Adventurer Sarah Outen takes on the world
- Published
Adventurer Sarah Outen started her latest expedition in April 2011 aiming to "loop the planet" using only a kayak, bike and ocean rowing boat. Almost half-way through her challenge three years later, what keeps her going?
Ms Outen's face wrinkles into a grin and she tries to suppress a laugh as she sums up what drives her.
"I'm stubborn," she says in a matter-of-fact voice.
Her kayaking partner Justine Curgenven, who has accompanied her on two short kayaking legs - first across the English Channel and again from Russia to Japan - agrees with Outen's self-analysis.
"She has the stamina and perseverance of 20 oxen and a positive can-do attitude that has me laughing at the direst situation," Ms Curgenven says.
The pair have just started the next leg of the trek that Ms Outen now calls her "massive beast" which will take them 1,400 miles (2,250km) along the Aleutian Island chain in a daunting kayaking adventure.
Ms Curgenven lists a few of the challenges as "strong currents, raging tides, relentless winds, thick fog, long crossings, rocky landings, unchartered waters and hundreds of miles with no people".
Ms Outen estimates her entire trek - which has already taken her through deserts and tundra - will total more than 7,500 nautical miles (8,630 miles/13,888km) before it is finished.
Finger puppet
Ms Outen, 28, proposed to her partner Oxfordshire farmer Lucy Allen by satellite phone during her 150-day crossing of the Pacific last year.
She did not get a chance to celebrate with her fiancée in person until she arrived in England several months later - where she rested up for the next stage of her trek.
She had mixed emotions as she prepared to leave England for the next challenge in late April.
She tweeted: "That wonderful heady feeling of 'part-wired, part-tired, part-stoked, part-emotional' as we wait for our flight."
Six months earlier, she was alone in her rowing boat, Happy Socks, in the middle of the Pacific with her only companion - a knitted finger puppet called Chimpy, external. He, she says, represents her own "inner self" - or the impulsive part of her personality.

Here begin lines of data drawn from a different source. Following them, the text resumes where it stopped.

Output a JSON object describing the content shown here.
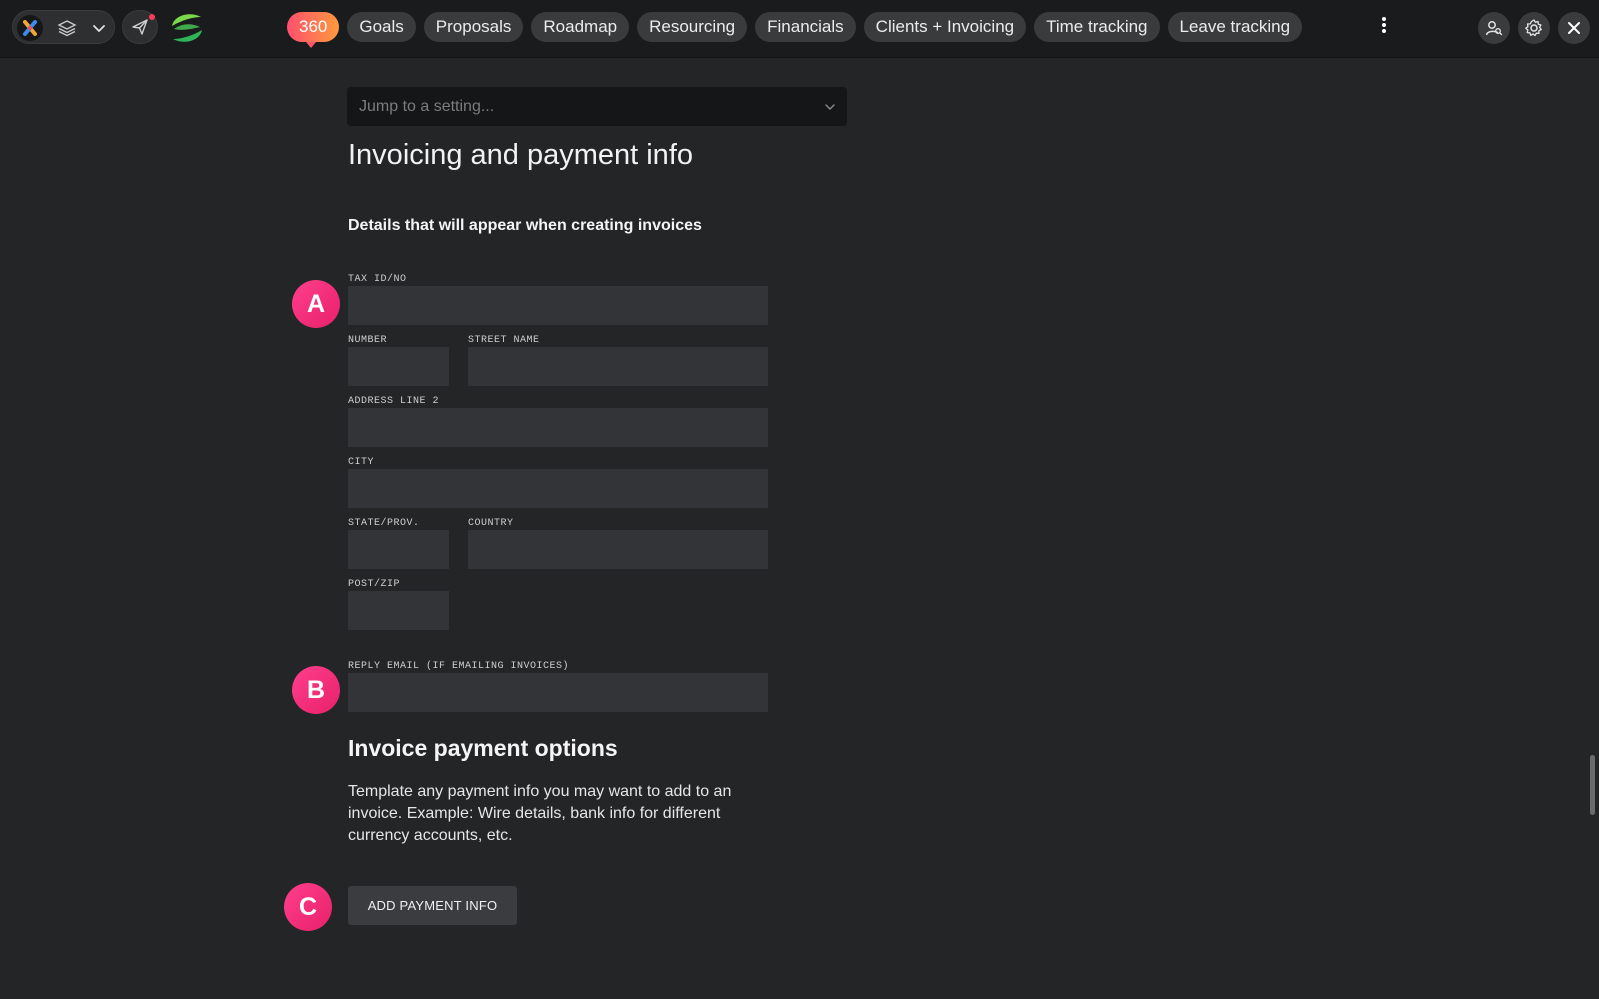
{
  "topbar": {
    "tabs": [
      {
        "label": "360"
      },
      {
        "label": "Goals"
      },
      {
        "label": "Proposals"
      },
      {
        "label": "Roadmap"
      },
      {
        "label": "Resourcing"
      },
      {
        "label": "Financials"
      },
      {
        "label": "Clients + Invoicing"
      },
      {
        "label": "Time tracking"
      },
      {
        "label": "Leave tracking"
      }
    ],
    "icons": [
      "app-logo-icon",
      "layers-icon",
      "chevron-down-icon",
      "send-icon",
      "brand-logo-icon",
      "more-vertical-icon",
      "user-search-icon",
      "gear-icon",
      "close-icon"
    ],
    "accent": "#ff4f6e"
  },
  "settings_search": {
    "placeholder": "Jump to a setting..."
  },
  "invoicing": {
    "title": "Invoicing and payment info",
    "subtitle": "Details that will appear when creating invoices",
    "fields": {
      "tax_id": {
        "label": "TAX ID/NO",
        "value": ""
      },
      "number": {
        "label": "NUMBER",
        "value": ""
      },
      "street_name": {
        "label": "STREET NAME",
        "value": ""
      },
      "address_line_2": {
        "label": "ADDRESS LINE 2",
        "value": ""
      },
      "city": {
        "label": "CITY",
        "value": ""
      },
      "state": {
        "label": "STATE/PROV.",
        "value": ""
      },
      "country": {
        "label": "COUNTRY",
        "value": ""
      },
      "post_zip": {
        "label": "POST/ZIP",
        "value": ""
      },
      "reply_email": {
        "label": "REPLY EMAIL (IF EMAILING INVOICES)",
        "value": ""
      }
    }
  },
  "payment_options": {
    "title": "Invoice payment options",
    "description": "Template any payment info you may want to add to an invoice. Example: Wire details, bank info for different currency accounts, etc.",
    "add_button": "ADD PAYMENT INFO"
  },
  "markers": {
    "a": "A",
    "b": "B",
    "c": "C",
    "color": "#f0267a"
  }
}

The long stretches of her trip that she spends alone present another daunting set of challenges that Ms Outen must tackle.
At times, shouting and calling out loud to her family and friends and trying to focus on "positive thoughts" were "very powerful" ways to help her through the dark days, she says.
The underlying motivation for the round-the world challenge, which will take her across Canada and the North Atlantic before she lands back in England sometime in 2015, is certainly not "fortune".
She says she will not make any money directly from her trip - even the fees she gets for speaking engagements will go to pay for expenses - adding "there is a good chance that a loan will be taken out at some point".
But she clearly feels invigorated by her ocean treks.
Back in 2007, she had already rowed across the Indian Ocean, external from Australia to Mauritiusto raise money for arthritis research after the death of her father.
After witnessing his struggle with poor health, she wrote in her 2011 book, A Dip in the Ocean: "Life is too short to wait and health too precious to waste".
She is also driven by a desire to inspire children to explore the world - not necessarily by rowing the Atlantic like her but perhaps by simply exploring the countryside where they live.
One of her goals after completing the "London2London: Via the World" challenge is to train as a teacher and establish a centre with her fiancée "to help children connect with nature".
Ms Outen, who grew up in Rutland but now lives in Oxfordshire, said she faced some demons at the end of her Pacific crossing.
That came as she set a record as the first woman to row singlehandedly across the Pacific from Japan to Alaska.
"I came off the Pacific Ocean pretty exhausted," she says.
"I was carrying a few infections by the end of the row and after two weeks over there - I came back to the UK and spent four days in hospital.
"I was really excited when they said it wasn't blood clots - and that it was pneumonia."
But she did question her ability to carry on as her allergies were "all over the place" and her immune system was under strain from months of intense physical activity.
And the adventurer is aware of the sacrifices she will need to make - she has already missed her brother's wedding and will miss the birth of her first nephew or niece.
But she has decided to return to her dream and take on the Aleutian Islands before biking across Canada and the US with the goal of raising as much as she can for her four main charities: CoppaFeel!, Jubilee Sailing Trust, MND (Motor Neurone Disease) Association and WaterAid.
In a section of her online blog in early-2014, she said: "For a while lately it had all felt a bit much and I questioned whether it was all worth it."
She added: "The challenges of late and the painful thought of leaving my fiancée Lucy again are just hurdles to find a way round - not reasons to call it a day".
And Ms Allen is quite clear why she thinks her partner is attracted to adventure.
"She loves nature, wildlife, the excitement, the unknown, the 'what's next round the corner', the people, places and being in wild untouched places and sharing her journey," she said.
And Ms Allen hopes to join her partner for a few months during the overland stage in North America - if she can get time off from farming.